Based on its study-high location quotient (4.46), Winchester seems to have among the highest demand for athletic trainers. This is partly due to the smallest city’s population size. Regardless, a healthy percentage of the city’s jobs are in the field, perhaps because of its sprawling Valley Health Medical Center. Concerning athletics above the high school level, Winchester, which ranked one spot behind Edison in third place, has its local Shenandoah University, plus a summer league baseball team comprising promising college prospects.
Coming in at 26th on our list, Houston is an interesting city to look at if you’re an athletic trainer looking to start or rejuvenate your career. Texas’ most populous city has the most jobs (410) among our top 30 cities – hosting Memorial Hermann Southwest Hospital, one of America’s largest, doesn’t hurt – but a very low location quotient (definition below). The latter statistic is made up for an average annual salary of $61,190, dwarfing the $46,656 average in our study.
At $46,100, Cincinnati sits right in the middle when it comes to annual average salary for athletic trainers. But in this Midwestern city, which has the student-athlete communities of its public university and the private Xavier University, the cost of living is 14 percent cheaper than the average American city. Cincinnati, which rounds out our top 30 list, also has 146 more jobs than a given city on this list. Like Houston, it has its fair share of hospitals.
Full List of the Top 125 Cities for Athletic Trainers
Here's our list of the Top 125 places for athletic trainers to work inside the US. We've also broken out Average Salary, Jobs, Location Quotient, and Cost of Living so that you have insight into the data behind the final scores. If you're interested in seeing our methodology and thought process you can always click here.
Cost of Living
|Edison-New Brunswick, NJ||61,600||300||1.79||134||35.9|
|Colorado Springs, CO||59,830||70||1.71||100||53.7|
|Ann Arbor, MI||49,240||70||2.06||103||69.9|
These were the three key questions we asked in coming up with the list.

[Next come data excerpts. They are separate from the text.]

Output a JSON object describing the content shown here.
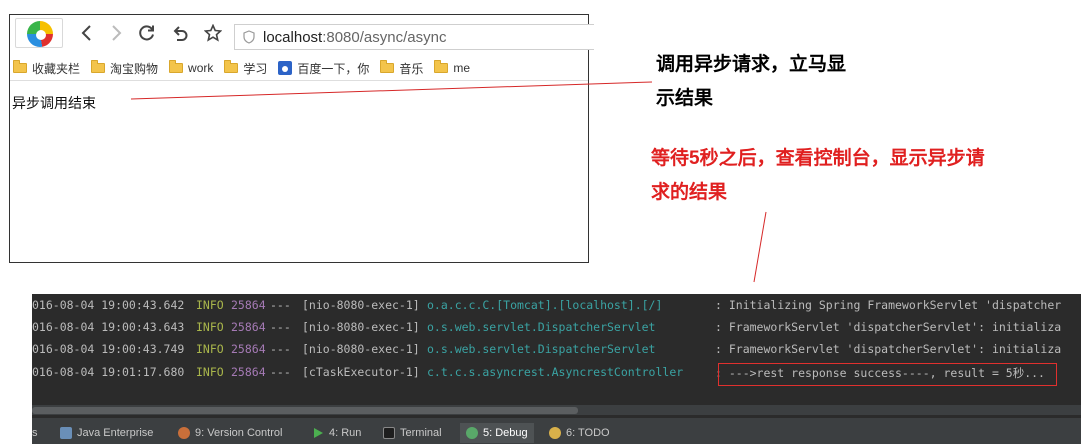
{
  "browser": {
    "url_host": "localhost",
    "url_path": ":8080/async/async",
    "bookmarks": [
      "收藏夹栏",
      "淘宝购物",
      "work",
      "学习",
      "百度一下，你",
      "音乐",
      "me"
    ],
    "page_text": "异步调用结束"
  },
  "annotations": {
    "note_1": "调用异步请求，立马显示结果",
    "note_2": "等待5秒之后，查看控制台，显示异步请求的结果"
  },
  "console": {
    "lines": [
      {
        "timestamp": "016-08-04 19:00:43.642",
        "level": "INFO",
        "pid": "25864",
        "sep": "---",
        "thread": "[nio-8080-exec-1]",
        "logger": "o.a.c.c.C.[Tomcat].[localhost].[/]",
        "message": ": Initializing Spring FrameworkServlet 'dispatcher"
      },
      {
        "timestamp": "016-08-04 19:00:43.643",
        "level": "INFO",
        "pid": "25864",
        "sep": "---",
        "thread": "[nio-8080-exec-1]",
        "logger": "o.s.web.servlet.DispatcherServlet",
        "message": ": FrameworkServlet 'dispatcherServlet': initializa"
      },
      {
        "timestamp": "016-08-04 19:00:43.749",
        "level": "INFO",
        "pid": "25864",
        "sep": "---",
        "thread": "[nio-8080-exec-1]",
        "logger": "o.s.web.servlet.DispatcherServlet",
        "message": ": FrameworkServlet 'dispatcherServlet': initializa"
      },
      {
        "timestamp": "016-08-04 19:01:17.680",
        "level": "INFO",
        "pid": "25864",
        "sep": "---",
        "thread": "[cTaskExecutor-1]",
        "logger": "c.t.c.s.asyncrest.AsyncrestController",
        "message": ": --->rest response success----, result = 5秒..."
      }
    ],
    "tabs": [
      "s",
      "Java Enterprise",
      "9: Version Control",
      "4: Run",
      "Terminal",
      "5: Debug",
      "6: TODO"
    ]
  },
  "colors": {
    "annotation_red": "#e02020",
    "console_bg": "#2b2b2b",
    "info_green": "#a9b64b",
    "pid_purple": "#a57ab5",
    "logger_teal": "#3aa3a3"
  }
}
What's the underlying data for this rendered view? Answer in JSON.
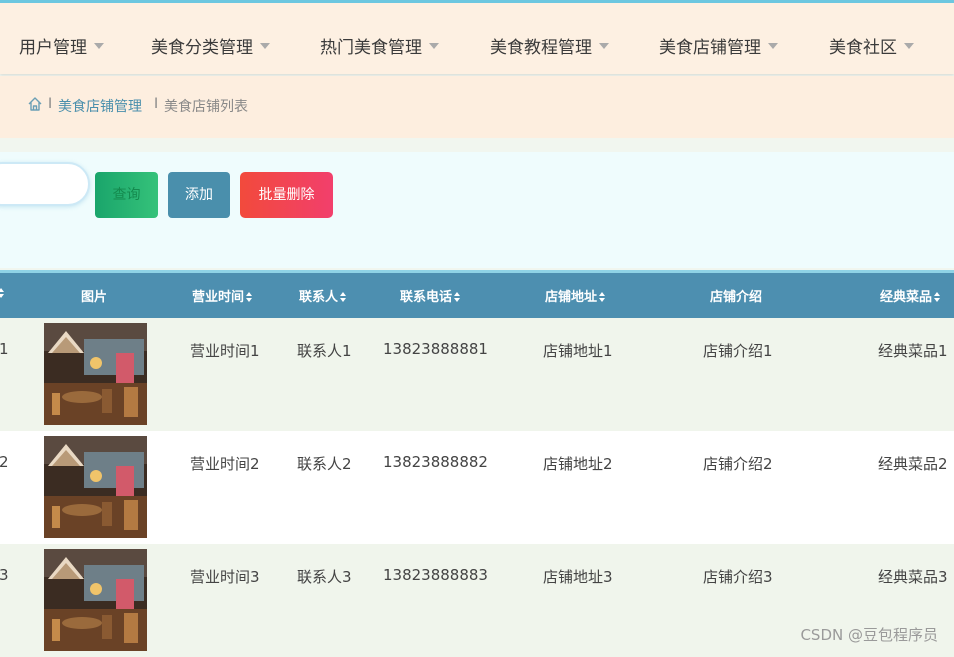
{
  "nav": {
    "items": [
      {
        "label": "用户管理"
      },
      {
        "label": "美食分类管理"
      },
      {
        "label": "热门美食管理"
      },
      {
        "label": "美食教程管理"
      },
      {
        "label": "美食店铺管理"
      },
      {
        "label": "美食社区"
      }
    ]
  },
  "breadcrumb": {
    "separator": "I",
    "items": [
      "美食店铺管理",
      "美食店铺列表"
    ]
  },
  "search": {
    "placeholder": "",
    "query_label": "查询",
    "add_label": "添加",
    "batch_delete_label": "批量删除"
  },
  "table": {
    "columns": [
      "图片",
      "营业时间",
      "联系人",
      "联系电话",
      "店铺地址",
      "店铺介绍",
      "经典菜品"
    ],
    "rows": [
      {
        "index": "1",
        "hours": "营业时间1",
        "contact": "联系人1",
        "phone": "13823888881",
        "address": "店铺地址1",
        "intro": "店铺介绍1",
        "dish": "经典菜品1"
      },
      {
        "index": "2",
        "hours": "营业时间2",
        "contact": "联系人2",
        "phone": "13823888882",
        "address": "店铺地址2",
        "intro": "店铺介绍2",
        "dish": "经典菜品2"
      },
      {
        "index": "3",
        "hours": "营业时间3",
        "contact": "联系人3",
        "phone": "13823888883",
        "address": "店铺地址3",
        "intro": "店铺介绍3",
        "dish": "经典菜品3"
      }
    ]
  },
  "watermark": "CSDN @豆包程序员",
  "colors": {
    "nav_bg": "#fdf0e2",
    "header_bg": "#4d8fb0",
    "add_button": "#4a8fac",
    "delete_button": "#f24a3c",
    "query_button": "#1aa56b",
    "breadcrumb_link": "#4a8fac"
  }
}
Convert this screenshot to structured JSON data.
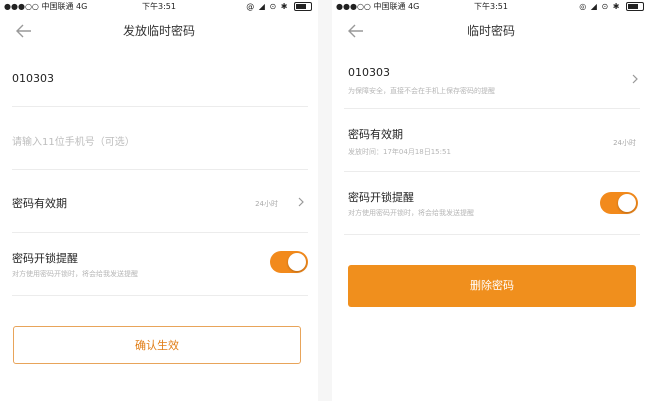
{
  "left": {
    "status": {
      "signal_dots": "●●●○○",
      "carrier": "中国联通",
      "network": "4G",
      "time": "下午3:51",
      "icons": "@ ◢ ⊙ ✱"
    },
    "title": "发放临时密码",
    "password": "010303",
    "phone_placeholder": "请输入11位手机号（可选）",
    "validity_label": "密码有效期",
    "validity_value": "24小时",
    "reminder_label": "密码开锁提醒",
    "reminder_desc": "对方使用密码开锁时，将会给我发送提醒",
    "reminder_on": true,
    "confirm_button": "确认生效"
  },
  "right": {
    "status": {
      "signal_dots": "●●●○○",
      "carrier": "中国联通",
      "network": "4G",
      "time": "下午3:51",
      "icons": "◎ ◢ ⊙ ✱"
    },
    "title": "临时密码",
    "password": "010303",
    "password_note": "为保障安全，直接不会在手机上保存密码的提醒",
    "validity_label": "密码有效期",
    "validity_time": "发放时间：17年04月18日15:51",
    "validity_value": "24小时",
    "reminder_label": "密码开锁提醒",
    "reminder_desc": "对方使用密码开锁时，将会给我发送提醒",
    "reminder_on": true,
    "delete_button": "删除密码"
  },
  "colors": {
    "accent": "#f08f1d",
    "outline": "#e8a45a",
    "text_primary": "#222222",
    "text_secondary": "#b6b6b6"
  }
}
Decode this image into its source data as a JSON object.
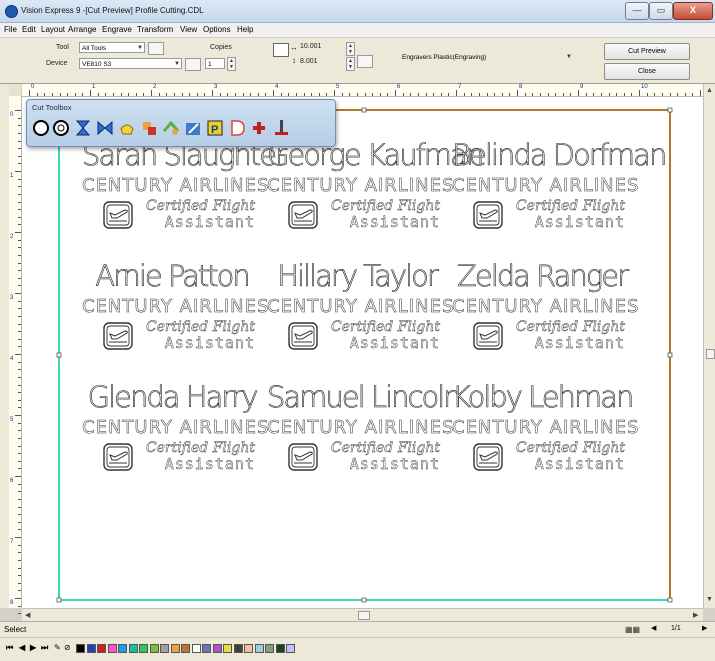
{
  "window": {
    "title": "Vision Express 9 -[Cut Preview] Profile Cutting.CDL",
    "minimize": "—",
    "maximize": "▭",
    "close": "X"
  },
  "menu": [
    "File",
    "Edit",
    "Layout",
    "Arrange",
    "Engrave",
    "Transform",
    "View",
    "Options",
    "Help"
  ],
  "toolbar": {
    "tool_label": "Tool",
    "tool_value": "All Tools",
    "device_label": "Device",
    "device_value": "VE810 S3",
    "copies_label": "Copies",
    "copies_value": "1",
    "width_value": "10.001",
    "height_value": "8.001",
    "material_value": "Engravers Plastic(Engraving)",
    "cut_preview_button": "Cut Preview",
    "close_button": "Close"
  },
  "ruler": {
    "h_marks": [
      "0",
      "1",
      "2",
      "3",
      "4",
      "5",
      "6",
      "7",
      "8",
      "9",
      "10"
    ],
    "v_marks": [
      "0",
      "1",
      "2",
      "3",
      "4",
      "5",
      "6",
      "7",
      "8"
    ]
  },
  "cut_toolbox": {
    "title": "Cut Toolbox",
    "tools": [
      "circle-cut-icon",
      "double-circle-cut-icon",
      "hourglass-icon",
      "bowtie-icon",
      "yellow-shape-icon",
      "stamp-icon",
      "green-arrow-icon",
      "pencil-icon",
      "p-symbol-icon",
      "d-shape-icon",
      "red-tool-icon",
      "router-bit-icon"
    ]
  },
  "labels": [
    {
      "name": "Sarah Slaughter",
      "company": "CENTURY AIRLINES",
      "cert1": "Certified Flight",
      "cert2": "Assistant"
    },
    {
      "name": "George Kaufman",
      "company": "CENTURY AIRLINES",
      "cert1": "Certified Flight",
      "cert2": "Assistant"
    },
    {
      "name": "Belinda Dorfman",
      "company": "CENTURY AIRLINES",
      "cert1": "Certified Flight",
      "cert2": "Assistant"
    },
    {
      "name": "Arnie Patton",
      "company": "CENTURY AIRLINES",
      "cert1": "Certified Flight",
      "cert2": "Assistant"
    },
    {
      "name": "Hillary Taylor",
      "company": "CENTURY AIRLINES",
      "cert1": "Certified Flight",
      "cert2": "Assistant"
    },
    {
      "name": "Zelda Ranger",
      "company": "CENTURY AIRLINES",
      "cert1": "Certified Flight",
      "cert2": "Assistant"
    },
    {
      "name": "Glenda Harry",
      "company": "CENTURY AIRLINES",
      "cert1": "Certified Flight",
      "cert2": "Assistant"
    },
    {
      "name": "Samuel Lincoln",
      "company": "CENTURY AIRLINES",
      "cert1": "Certified Flight",
      "cert2": "Assistant"
    },
    {
      "name": "Kolby Lehman",
      "company": "CENTURY AIRLINES",
      "cert1": "Certified Flight",
      "cert2": "Assistant"
    }
  ],
  "status": {
    "mode": "Select",
    "page": "1/1"
  },
  "palette": [
    "#000000",
    "#1f3fbf",
    "#d02020",
    "#ff50c8",
    "#19a0e0",
    "#19c0a0",
    "#33c35b",
    "#7fbf40",
    "#a0a0a0",
    "#f0a040",
    "#c07030",
    "#ffffff",
    "#7070c0",
    "#b050d0",
    "#e0e040",
    "#404040",
    "#f0c0a0",
    "#a0d0e0",
    "#80a080",
    "#204020",
    "#c0c0ff"
  ],
  "colors": {
    "outer_border": "#b07830",
    "inner_border": "#3cd6b0"
  }
}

1. What can athletic trainers aides earn in the city?
We ranked the best cities for athletic trainers based on the median annual pay. Income is likely the most important factor people consider when starting their career or relocating elsewhere. A high salary in an expensive city, however, may be less attractive than a lower salary in an affordable town. Our next metric takes affordability into consideration.
2. How affordable is it to live in this city?
Now that we have the median salary, we’ll look next at the cost of living. The cost of living is a measure of how far earnings can be stretched. Cities with lower cost of living index numbers ranked higher in our study. For example, the average city is benchmarked at 100. A city with a cost of living index of 143, such as Bridgeport, would mean that generally speaking, living expenses are 43 percent more expensive compared to the average city.
3. What is the location quotient for athletic trainers in the city?
A place with a high median salary and low cost of living may seem perfect, but job opportunities may be limited. Our third factor accounts for this by favoring cities with high location quotients. Location quotient measures the concentration of athletic trainers in an area as a percentage of all occupations, and then compares that to the national average. We interpret a higher location quotient to mean a relatively higher demand for an athletic trainer’s services.